Discussion of the Capacitor Effect with Equivalent Series Resistance and Inductance in Switching Mode Power Supplies

• Main Authors: Yu-Hsun Wang, 王御旬
• Other Authors: 陳政裕
• Format: Others
• Language: zh-TW
• Published: 2017
• Online Access: http://ndltd.ncl.edu.tw/handle/au8rnh

碩士 === 國立虎尾科技大學 === 電機工程系碩士班 === 105 === The output capacitor has a great effect on the output ripple voltage of switching mode dc-dc converters. In this thesis, switch mode power supply circuits are classified into two types: continuous current through output capacitor and discontinuous current through output capacitor. Furthermore, the effects of equivalent series resistance (ESR) and equivalent series inductance (ESL) of the capacitor on output ripple voltage are studied. The output ripple voltage is dominated by ESR when the switching frequency of the converter at 100kHz.
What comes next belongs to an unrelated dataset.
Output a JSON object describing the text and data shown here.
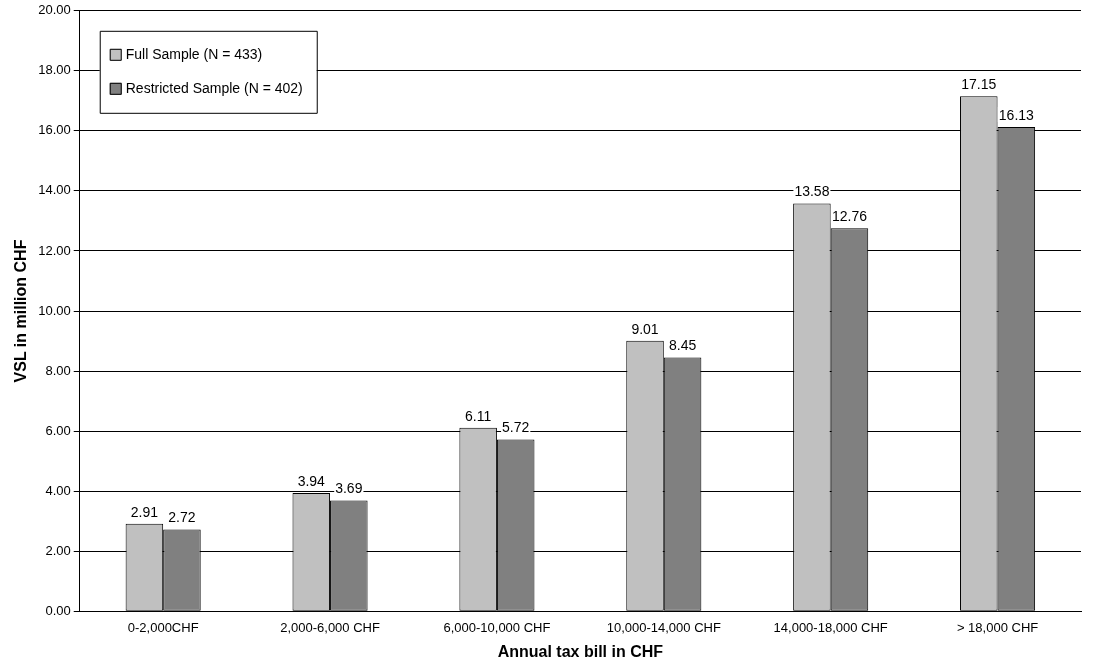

In order to get low output ripple voltage, the converter must use low ESR capacitor, but such low ESR capacitor will reduce the stability of the converter. When the output capacitor has continuous current, and output ripple voltage is affected obviously by the ESL as the switching frequency increases. In addition, when the current through output capacitor is discontinuous, the instantaneous change of ESL current will result in serious spike appearing in the output voltage. Two methods are proposed to reduce effectively the output voltage spike. Then, a buck converter is implemented with voltage-mode control. For frequency response of the output ripple voltage, different switching frequencies which are 100kHz to 1MHz are simulated. The output ripple voltage of ESL possesses 56% of the total output ripple voltage when the converter switching frequency is 700kHz. The output ripple voltage is affected by the ESL when the converter increases switching frequency gradually. Also, a flyback converter is implemented with peak-current-mode control. The proposed method can reduce almost 97% the total output voltage spike. As a result, the output capacitor is selected according to the output ripple voltage with 1.5% and the phase margin with at least 50 degrees. Last but not least, we used different kinds of network analyzer, including Agilent 4395A, Mathcad and Simplis to draw Bode plot and referred to the results of the implementation and simulation to prove the correctness of selecting output capacitor methods.